La docente de la UCM Joana Echeverri analiza el desarrollo urbano de la capital caldense y los principales retos que enfrenta la ciudad de cara al futuro
¿Cuál es su evaluación general sobre la gestión actual en materia de infraestructura y construcción de ciudad en Manizales?
El balance que hacemos desde la Universidad Católica de Manizales sobre el plan de inversión en infraestructura es positivo. Creemos que la gestión actual va por buen rumbo, ejecutando a buen ritmo y tomando decisiones pertinentes para cumplir los compromisos del plan de desarrollo.
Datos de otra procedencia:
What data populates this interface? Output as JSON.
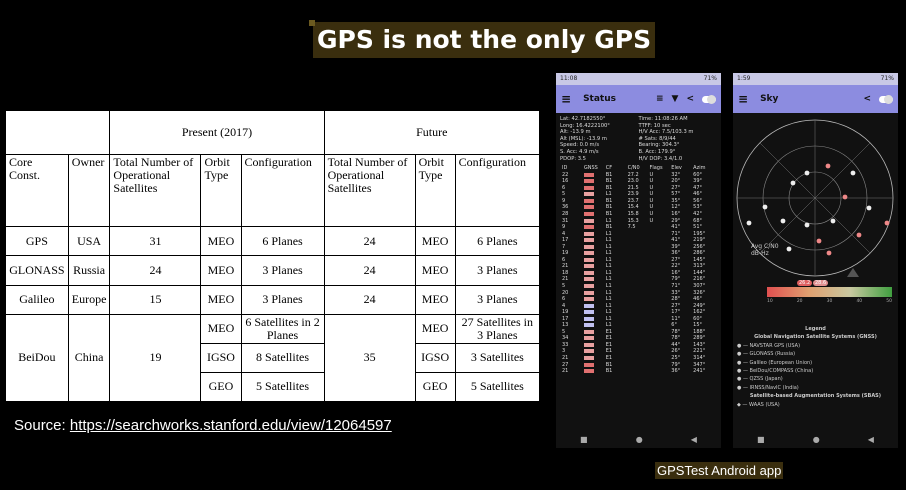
{
  "slide_title": "GPS is not the only GPS",
  "table": {
    "group_present": "Present (2017)",
    "group_future": "Future",
    "h_core": "Core Const.",
    "h_owner": "Owner",
    "h_total": "Total Number of Operational Satellites",
    "h_orbit": "Orbit Type",
    "h_config": "Configuration",
    "rows": [
      [
        "GPS",
        "USA",
        "31",
        "MEO",
        "6 Planes",
        "24",
        "MEO",
        "6 Planes"
      ],
      [
        "GLONASS",
        "Russia",
        "24",
        "MEO",
        "3 Planes",
        "24",
        "MEO",
        "3 Planes"
      ],
      [
        "Galileo",
        "Europe",
        "15",
        "MEO",
        "3 Planes",
        "24",
        "MEO",
        "3 Planes"
      ]
    ],
    "beidou": {
      "name": "BeiDou",
      "owner": "China",
      "total": "19",
      "future_total": "35",
      "sub": [
        [
          "MEO",
          "6 Satellites in 2 Planes",
          "MEO",
          "27 Satellites in 3 Planes"
        ],
        [
          "IGSO",
          "8 Satellites",
          "IGSO",
          "3 Satellites"
        ],
        [
          "GEO",
          "5 Satellites",
          "GEO",
          "5 Satellites"
        ]
      ]
    }
  },
  "source_label": "Source: ",
  "source_url": "https://searchworks.stanford.edu/view/12064597",
  "phone1": {
    "time": "11:08",
    "battery": "71%",
    "title": "Status",
    "info_left": [
      "Lat: 42.7182550°",
      "Long: 16.4222100°",
      "Alt: -13.9 m",
      "Alt (MSL): -13.9 m",
      "Speed: 0.0 m/s",
      "S. Acc: 4.9 m/s",
      "PDOP: 3.5"
    ],
    "info_right": [
      "Time: 11:08:26 AM",
      "TTFF: 10 sec",
      "H/V Acc: 7.5/103.3 m",
      "# Sats: 8/9/44",
      "Bearing: 304.3°",
      "B. Acc: 179.9°",
      "H/V DOP: 3.4/1.0"
    ],
    "headers": [
      "ID",
      "GNSS",
      "CF",
      "C/N0",
      "Flags",
      "Elev",
      "Azim"
    ],
    "rows": [
      [
        "22",
        "",
        "B1",
        "27.2",
        "U",
        "32°",
        "60°"
      ],
      [
        "16",
        "",
        "B1",
        "23.0",
        "U",
        "20°",
        "39°"
      ],
      [
        "6",
        "",
        "B1",
        "21.5",
        "U",
        "27°",
        "47°"
      ],
      [
        "5",
        "",
        "L1",
        "23.9",
        "U",
        "57°",
        "46°"
      ],
      [
        "9",
        "",
        "B1",
        "23.7",
        "U",
        "35°",
        "56°"
      ],
      [
        "36",
        "",
        "B1",
        "15.4",
        "U",
        "12°",
        "53°"
      ],
      [
        "28",
        "",
        "B1",
        "15.8",
        "U",
        "16°",
        "42°"
      ],
      [
        "31",
        "",
        "L1",
        "15.3",
        "U",
        "29°",
        "68°"
      ],
      [
        "9",
        "",
        "B1",
        "7.5",
        "",
        "41°",
        "51°"
      ],
      [
        "4",
        "",
        "L1",
        "",
        "",
        "71°",
        "195°"
      ],
      [
        "17",
        "",
        "L1",
        "",
        "",
        "41°",
        "219°"
      ],
      [
        "7",
        "",
        "L1",
        "",
        "",
        "39°",
        "256°"
      ],
      [
        "19",
        "",
        "L1",
        "",
        "",
        "36°",
        "286°"
      ],
      [
        "6",
        "",
        "L1",
        "",
        "",
        "27°",
        "145°"
      ],
      [
        "21",
        "",
        "L1",
        "",
        "",
        "22°",
        "313°"
      ],
      [
        "18",
        "",
        "L1",
        "",
        "",
        "16°",
        "144°"
      ],
      [
        "21",
        "",
        "L1",
        "",
        "",
        "79°",
        "216°"
      ],
      [
        "5",
        "",
        "L1",
        "",
        "",
        "71°",
        "307°"
      ],
      [
        "20",
        "",
        "L1",
        "",
        "",
        "33°",
        "326°"
      ],
      [
        "6",
        "",
        "L1",
        "",
        "",
        "28°",
        "46°"
      ],
      [
        "4",
        "",
        "L1",
        "",
        "",
        "27°",
        "249°"
      ],
      [
        "19",
        "",
        "L1",
        "",
        "",
        "17°",
        "162°"
      ],
      [
        "17",
        "",
        "L1",
        "",
        "",
        "11°",
        "60°"
      ],
      [
        "13",
        "",
        "L1",
        "",
        "",
        "6°",
        "15°"
      ],
      [
        "5",
        "",
        "E1",
        "",
        "",
        "78°",
        "188°"
      ],
      [
        "34",
        "",
        "E1",
        "",
        "",
        "78°",
        "289°"
      ],
      [
        "33",
        "",
        "E1",
        "",
        "",
        "44°",
        "143°"
      ],
      [
        "3",
        "",
        "E1",
        "",
        "",
        "26°",
        "221°"
      ],
      [
        "21",
        "",
        "E1",
        "",
        "",
        "25°",
        "314°"
      ],
      [
        "27",
        "",
        "B1",
        "",
        "",
        "79°",
        "347°"
      ],
      [
        "21",
        "",
        "B1",
        "",
        "",
        "36°",
        "241°"
      ]
    ]
  },
  "phone2": {
    "time": "1:59",
    "battery": "71%",
    "title": "Sky",
    "cn_label": "Avg C/N0",
    "cn_unit": "dB-Hz",
    "cn_ticks": [
      "10",
      "20",
      "30",
      "40",
      "50"
    ],
    "cn_avg": "26.2",
    "cn_max": "28.6",
    "legend_title": "Legend",
    "gnss_title": "Global Navigation Satellite Systems (GNSS)",
    "gnss": [
      "NAVSTAR GPS (USA)",
      "GLONASS (Russia)",
      "Galileo (European Union)",
      "BeiDou/COMPASS (China)",
      "QZSS (Japan)",
      "IRNSS/NavIC (India)"
    ],
    "sbas_title": "Satellite-based Augmentation Systems (SBAS)",
    "sbas": [
      "WAAS (USA)"
    ]
  },
  "caption": "GPSTest Android app"
}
Ninguna ejecución territorial es perfecta, hay oportunidades de mejora y desafíos por trabajar, pero eso hace parte del ejercicio propio de gobierno y construcción de ciudad.
¿Cuáles son los principales hitos que debe avanzar Manizales de cara al futuro?
Los temas principales están en planificación. Vamos bien en desarrollo territorial y proyección de planeación estratégica, pero tenemos rezagos importantes en planificación territorial. Manizales ha identificado la necesidad de revisar su ordenamiento territorial – hacer la revisión excepcional del plan vigente hasta 2031. Aunque la administración tiene avanzado el ejercicio con consultoría, no se ha iniciado la discusión en el concejo, entonces seguiremos con esta tarea pendiente hasta que sea adoptado mediante acuerdo.
¿Qué otros desafíos identifican en ordenamiento territorial?
Tenemos un rezago histórico en el plan de manejo y gestión del centro histórico. Manizales lleva más de 20 años pendiente de los cambios necesarios para gestionar el centro histórico, y hasta el momento no está en la discusión pública.
En cuanto a movilidad, ¿cuáles son las principales falencias?
El tema pendiente es lo peatonal. El peatón no se ve reflejado en las prioridades de inversión que se han hecho hasta el momento. Existe la propuesta de bulevares y está en el plan de inversión la intencionalidad de mejorar la movilidad peatonal, pero sigue siendo un rezago y un reto muy importante por las características de la población manizaleña.
¿Considera que Manizales debe priorizarse más como ciudad peatonal?
Ningún ejercicio de ciudad debe escoger entre elementos del sistema de movilidad, pero debe garantizar respuesta a las necesidades específicas de la población. Manizales tiene cultura de desplazamiento peatonal importante y una población adulta mayor significativa que va en aumento. Si no estimulamos la peatonalización, tendremos dificultades de movilidad para adultos mayores, particularmente en zonas de atención hospitalaria. A nivel peatonal sí tenemos que empezar a pensar de manera diferencial.
¿Cómo evalúa la relación entre desarrollo urbano y medio ambiente?
Todos los proyectos de inversión en infraestructura generan impactos urbanísticos y ambientales. La mitigación es necesaria, pero más importante es considerar la dimensión ambiental desde la estructuración del proyecto. Tenemos una deuda porque el ordenamiento tiene como principio la función social y ecológica de la propiedad. Debemos pensar si las obras mejoran indicadores de calidad del aire, contaminación sonora, y cómo mitigamos el impacto de residuos de construcción y demolición.
La ciudad está viendo edificios de grandes proporciones mientras desaparecen casas históricas. ¿Qué opina de esta transformación?
Esta tendencia hacia edificios es una decisión que Manizales tomó a través de sus instrumentos de planificación en 2017, con consensos políticos y ciudadanos. La transformación de construcciones de baja altura hacia edificios es una proyección que tiene la ciudad en su crecimiento futuro según su plan de ordenamiento hasta 2031.
¿Qué pasa con el patrimonio arquitectónico?
Es muy preocupante que edificaciones con valores patrimoniales reconocidas a nivel local y nacional no están siendo adecuadamente conservadas, gestionadas y financiadas. Si no avanzamos en el plan especial de manejo y protección de inmuebles patrimoniales, seguiremos viendo deterioros y no podremos apalancar la conservación de nuestra calificación de centro histórico sostenible. Necesitamos instrumentos vigentes que protejan las características de estas construcciones.